Dana Wilkie
White House may put less value on seniors, disabled
Tue May 20 02:22:53 2003
208.152.73.77

White House may put less value on seniors, disabled
http://www.signonsandiego.com/news/uniontrib/sat/news/news_1n17value.html

By Dana Wilkie
COPLEY NEWS SERVICE

May 17, 2003


WASHINGTON – After senior citizens raised a ruckus, Environmental
Protection Agency Administrator Christie Whitman said last week that
her agency's rule makers would stop calculating the lives of the
elderly as less valuable than those of younger people.

But if the White House has its way, future regulations could be based
on similar calculations that not only place less value on the lives of
seniors, but also on the lives of the disabled and the sick.

A document prepared by John Graham, President Bush's "regulatory
czar," urges all federal agencies to weigh the cost of new regulations
against how many years they might add to people's lives – a
calculation that tends to give less weight to older people with fewer
years ahead of them.

Critics insist that Graham also wants agencies to give less weight to
people with a questionable "quality of life," presumably those who are
disabled or ill.

"Once government puts itself in the position of saying, 'We're going
to give more support to policies that care for young people,' you're
basically saying old people and the sick and disabled – it's not
cost-effective to save them anymore," said Wesley Warren, an
environmental economist for the Natural Resources Defense Council and
a former associate director of the Office of Management and Budget
where Graham works.

Graham acknowledged that the document – a proposed "how-to" manual on
cost-benefit analysis – encourages two approaches for reviewing new
rules that protect the environment and public health, among other things.

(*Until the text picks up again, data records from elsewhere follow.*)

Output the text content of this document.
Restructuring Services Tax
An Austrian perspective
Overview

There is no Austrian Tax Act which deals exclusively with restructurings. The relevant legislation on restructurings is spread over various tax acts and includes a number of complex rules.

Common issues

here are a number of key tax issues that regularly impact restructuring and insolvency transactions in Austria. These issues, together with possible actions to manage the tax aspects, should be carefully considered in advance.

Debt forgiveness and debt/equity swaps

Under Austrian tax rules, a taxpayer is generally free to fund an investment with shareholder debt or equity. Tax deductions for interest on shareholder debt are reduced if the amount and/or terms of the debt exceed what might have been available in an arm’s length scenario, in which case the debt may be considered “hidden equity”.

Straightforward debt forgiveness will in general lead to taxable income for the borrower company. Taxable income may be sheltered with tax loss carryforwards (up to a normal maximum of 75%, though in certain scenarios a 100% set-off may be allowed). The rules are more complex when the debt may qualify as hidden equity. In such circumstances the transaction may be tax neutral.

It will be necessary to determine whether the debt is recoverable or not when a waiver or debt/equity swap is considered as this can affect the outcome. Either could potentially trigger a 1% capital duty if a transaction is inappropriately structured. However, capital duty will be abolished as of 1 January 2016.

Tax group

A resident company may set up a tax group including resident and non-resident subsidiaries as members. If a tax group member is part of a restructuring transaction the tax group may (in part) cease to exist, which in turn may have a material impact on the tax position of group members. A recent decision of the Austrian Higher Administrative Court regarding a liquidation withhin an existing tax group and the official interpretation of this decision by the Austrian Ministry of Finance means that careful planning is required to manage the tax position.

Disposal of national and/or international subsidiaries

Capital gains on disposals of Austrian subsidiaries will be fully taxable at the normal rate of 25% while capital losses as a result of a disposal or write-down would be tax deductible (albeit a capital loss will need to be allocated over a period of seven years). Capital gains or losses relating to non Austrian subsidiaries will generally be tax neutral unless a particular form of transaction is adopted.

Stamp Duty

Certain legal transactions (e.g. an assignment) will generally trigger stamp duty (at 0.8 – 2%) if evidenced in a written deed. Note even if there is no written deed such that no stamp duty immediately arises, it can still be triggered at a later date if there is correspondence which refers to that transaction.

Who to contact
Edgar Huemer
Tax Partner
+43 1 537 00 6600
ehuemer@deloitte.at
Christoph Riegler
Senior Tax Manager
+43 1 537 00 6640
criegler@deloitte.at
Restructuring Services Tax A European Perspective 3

One, the traditional approach, assigns the same value to all lives
that might benefit from a regulation; the other assigns different
values depending on age.

"OMB believes each method has advantages and limitations, and thus the
results of both methods should be presented to policy-makers," Graham
said in an interview.

Graham's attempt to put a price tag on what some consider priceless
has a political purpose, critics said: By placing less value on whole
categories of Americans, it is easier for the Republican White House –
which often views regulations as an expensive burden on business – to
argue that the cost of a new rule outweighs the public benefit.

As director of OMB's Office of Information and Regulatory Affairs, the
46-year-old Graham rules on all major health, safety and environmental
standards.

While a Harvard professor, he became a celebrated cost-benefit expert
who often questioned the way government regulated pollutants.

Since joining the Bush White House in 2001, Graham has urged the EPA
to use what critics call the "senior death discount" when considering
new rules to reduce pollution from power plants, snowmobiles and
off-road vehicles.

The discount considered the lives of those 70 and older as 37 percent
less valuable than those of younger people.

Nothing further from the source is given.